Все вышесказанное привело нас к такому положению, от которого нужно сделать только один шаг, чтобы разъяснить нередко встречающееся в истории права столкновение между моментом времени и моментом фактической связи исторического развития (хронологический и систематический моменты). Эти соображения приводят нас к признанию первого из этих моментов за второстепенное и дополнительное, второго за существенное и определяющее. Временное деление должно быть совершенно вытеснено систематическим. Эта система должна развиваться свободно сама из себя, не ограничиваясь временем. Вообще время должно иметь значение единственно настолько, насколько оно может преобразоваться во что-либо систематическое. Очень может быть, что та чрезвычайная важность, которую придавали до сих пор моменту времени в истории права, побуждает меня впасть в другую противоположную крайность, так как всегда одна крайность вызывает другую, но до сих пор я не нашел никакого повода сомневаться в справедливости моего взгляда.

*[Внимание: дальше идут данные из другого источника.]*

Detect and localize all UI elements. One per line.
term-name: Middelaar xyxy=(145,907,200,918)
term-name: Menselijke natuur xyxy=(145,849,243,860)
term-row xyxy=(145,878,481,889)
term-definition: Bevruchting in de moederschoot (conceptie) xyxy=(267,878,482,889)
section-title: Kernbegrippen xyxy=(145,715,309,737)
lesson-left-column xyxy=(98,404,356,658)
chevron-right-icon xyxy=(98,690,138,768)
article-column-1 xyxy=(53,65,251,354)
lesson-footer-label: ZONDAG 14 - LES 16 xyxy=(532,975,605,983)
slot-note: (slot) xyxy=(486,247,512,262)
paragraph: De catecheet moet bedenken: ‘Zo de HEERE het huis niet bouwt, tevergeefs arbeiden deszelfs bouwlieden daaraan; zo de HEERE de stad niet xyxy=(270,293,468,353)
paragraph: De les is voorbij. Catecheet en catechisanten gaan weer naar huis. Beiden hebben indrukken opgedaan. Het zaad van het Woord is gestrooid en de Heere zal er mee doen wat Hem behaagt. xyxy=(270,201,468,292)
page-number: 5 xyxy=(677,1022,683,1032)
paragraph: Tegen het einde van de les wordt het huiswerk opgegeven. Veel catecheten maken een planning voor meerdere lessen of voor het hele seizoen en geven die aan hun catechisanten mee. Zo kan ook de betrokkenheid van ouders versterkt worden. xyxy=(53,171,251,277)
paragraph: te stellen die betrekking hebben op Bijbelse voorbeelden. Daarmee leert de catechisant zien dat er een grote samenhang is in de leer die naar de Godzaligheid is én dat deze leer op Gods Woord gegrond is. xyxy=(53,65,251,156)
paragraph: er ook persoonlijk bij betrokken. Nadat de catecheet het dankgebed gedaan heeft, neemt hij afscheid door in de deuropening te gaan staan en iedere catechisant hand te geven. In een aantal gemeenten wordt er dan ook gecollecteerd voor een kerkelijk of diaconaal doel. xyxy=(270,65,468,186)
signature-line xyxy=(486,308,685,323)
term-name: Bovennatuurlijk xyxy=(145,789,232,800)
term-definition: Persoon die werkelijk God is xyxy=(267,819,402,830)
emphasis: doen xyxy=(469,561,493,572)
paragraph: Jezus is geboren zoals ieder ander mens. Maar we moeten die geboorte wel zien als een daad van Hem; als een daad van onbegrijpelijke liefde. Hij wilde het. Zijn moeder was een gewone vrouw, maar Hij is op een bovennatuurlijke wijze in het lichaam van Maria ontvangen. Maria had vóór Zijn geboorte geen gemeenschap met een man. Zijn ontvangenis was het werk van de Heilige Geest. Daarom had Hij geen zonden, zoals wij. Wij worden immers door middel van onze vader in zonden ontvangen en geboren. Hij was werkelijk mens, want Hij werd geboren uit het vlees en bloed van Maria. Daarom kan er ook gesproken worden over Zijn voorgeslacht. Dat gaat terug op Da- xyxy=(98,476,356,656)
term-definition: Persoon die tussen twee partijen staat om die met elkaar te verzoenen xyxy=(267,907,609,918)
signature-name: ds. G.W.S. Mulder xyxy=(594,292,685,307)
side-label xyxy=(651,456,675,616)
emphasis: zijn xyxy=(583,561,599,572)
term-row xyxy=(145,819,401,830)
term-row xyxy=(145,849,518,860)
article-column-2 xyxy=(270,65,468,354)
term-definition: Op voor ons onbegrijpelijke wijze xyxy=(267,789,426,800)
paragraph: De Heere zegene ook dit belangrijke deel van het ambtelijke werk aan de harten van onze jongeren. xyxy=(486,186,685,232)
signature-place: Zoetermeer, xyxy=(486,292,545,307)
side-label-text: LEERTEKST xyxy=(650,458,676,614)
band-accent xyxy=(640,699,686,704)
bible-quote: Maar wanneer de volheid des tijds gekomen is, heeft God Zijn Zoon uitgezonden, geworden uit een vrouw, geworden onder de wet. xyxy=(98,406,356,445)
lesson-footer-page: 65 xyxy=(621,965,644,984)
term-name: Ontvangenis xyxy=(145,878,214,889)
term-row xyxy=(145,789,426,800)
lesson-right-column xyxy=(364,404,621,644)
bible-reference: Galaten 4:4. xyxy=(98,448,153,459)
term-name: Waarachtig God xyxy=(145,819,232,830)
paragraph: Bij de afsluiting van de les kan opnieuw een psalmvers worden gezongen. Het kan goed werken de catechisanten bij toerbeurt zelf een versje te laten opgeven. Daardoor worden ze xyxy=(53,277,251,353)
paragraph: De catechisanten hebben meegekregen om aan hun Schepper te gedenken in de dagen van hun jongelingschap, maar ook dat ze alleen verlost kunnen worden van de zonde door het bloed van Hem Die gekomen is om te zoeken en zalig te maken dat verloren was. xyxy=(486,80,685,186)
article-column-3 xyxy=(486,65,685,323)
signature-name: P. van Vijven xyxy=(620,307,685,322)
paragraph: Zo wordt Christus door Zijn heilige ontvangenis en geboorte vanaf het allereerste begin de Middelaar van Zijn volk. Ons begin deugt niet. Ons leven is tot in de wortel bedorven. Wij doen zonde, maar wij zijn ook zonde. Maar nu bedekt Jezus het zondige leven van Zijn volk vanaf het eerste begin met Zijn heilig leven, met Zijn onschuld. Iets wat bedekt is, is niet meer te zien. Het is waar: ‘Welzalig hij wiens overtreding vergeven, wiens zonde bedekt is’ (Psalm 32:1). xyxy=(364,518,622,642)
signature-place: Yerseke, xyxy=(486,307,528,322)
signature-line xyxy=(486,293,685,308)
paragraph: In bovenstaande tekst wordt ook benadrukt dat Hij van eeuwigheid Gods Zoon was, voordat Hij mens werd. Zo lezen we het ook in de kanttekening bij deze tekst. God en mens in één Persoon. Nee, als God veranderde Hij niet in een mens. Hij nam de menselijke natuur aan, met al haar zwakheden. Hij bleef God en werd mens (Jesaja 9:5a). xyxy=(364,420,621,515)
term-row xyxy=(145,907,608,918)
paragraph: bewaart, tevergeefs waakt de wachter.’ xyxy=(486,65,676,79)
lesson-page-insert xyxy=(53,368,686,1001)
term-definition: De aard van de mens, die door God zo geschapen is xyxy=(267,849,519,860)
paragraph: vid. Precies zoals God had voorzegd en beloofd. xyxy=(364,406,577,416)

В данном случае существуют две возможные совершенно противоположные крайности: изложение истории права, имеющее исключительно в виду распределение ее по известным периодам или моментам времени, или же, обратно, исключительное представление одной внутренней связи фактов, оставляя совершенно в стороне их хронологическую зависимость. При первой крайности, которая может быть определена, как исключительно летописный метод изображения истории, уничтожается возможность предположить или вообще допустить какой-либо взгляд на целостное развитие права. Подобное изложение истории не могло бы служить даже первой ступенью при обработки истории права, и с этой исходной точки мы никогда бы не могли даже и приблизиться к систематическому моменту этого развития, не смешав друг с другом оба эти элемента.
Совершенно иначе представляется нам другая противоположная крайность. Предположим, что историку удалось верно схватить и изобразить действительно существенную связь в развитии права, конечно месте с этим была бы вполне разрешена и самая главная его задача; мало того, если бы подобному расследованию и не доставало чего либо, то этот недостаток, довольно легко было бы пополнить, потому что ему недоставало бы только исчисления годов, следовательно, только чисто случайных и по преимуществу внешних условий . Но в этом последнем случае отрицание значения хронологического момента будет далеко не соразмерно с отрицанием систематического в первом. Правда, что как там отрицается время, так здесь система, но различие заключается в том, что в действительности система, даже помимо сознания и воли историка, воспринимает в себя существенные моменты времени, в силу того, что изображение реального развития права (то, что я здесь и называю системою), движется само параллельно с временем дальнейшего развития системы воплощает необходимым образом в себе дальнейшее развитие времени, но не наоборот; время не может быть названо двигающею силою – vis movens, но оно представляет простые рамы, в которые облекаются видоизменения системы. Видоизменение одного и того же предмета необходимо предполагает прошествии известного периода времени и если кто-либо, изучая эти видоизменения данного предмета, понял их систематически, со стороны их содержания, тот неминуемо воспринял и передает их в том же самом порядке, в каком они следуют друг за другом во времени.
Геологу, рисующему нам историю развития земной поверхности, не дано никаких внешних указаний времени; для него не сохранилось ни одного свидетельства о том, в каком порядке следовали, с какими промежутками совершались эти видоизменения земной поверхности. И, тем не менее, представляет он нам эту последовательность самым неоспоримым образом, он даже может, пользуясь, правда, весьма обширным масштабом, определить время, которое протекло над подобными образованиями. Причина этой возможности заключается в том, что изображаемая им история воплотилась, так сказать, в самом предмете, что момент времени отпечатался на нем соответственным образом.
Но определение времени на основании данных, заключающихся в самом предмете, эта возможность внутренней хронологии, в противоположность хронологии внешней, опирающейся только на внешние свидетельства, отнюдь не принадлежит только естественной истории природы; она также (существует) и для истории нравственного мира. Возьмем для примера историю языка и литературы. Представим себе, что спустя несколько тысячелетий какому-либо языковеду и историку литературы будут переданы все главнейшие сочинения немецкой литературы, начиная от возникновения ее и до настоящего времени, и притом будут переданы в самом перепутанному порядке, с уничтожением всяких, находящихся в них указаний годов появления того или другого: неужели не удалось бы ему, на основании только одних систематических данных, определить порядок их появления во времени и написать истории немецкого языка или литературы, в которой недоставало бы только точного определения годов? Если же мы дадим ему для каждого периода хоть несколько внешних, хронологических данных, которые мог ли бы служить ему точкою опоры, то он был бы даже в состоянии сам определить большинство из несуществующих у него моментов времени. Тоже самое применяется и к праву.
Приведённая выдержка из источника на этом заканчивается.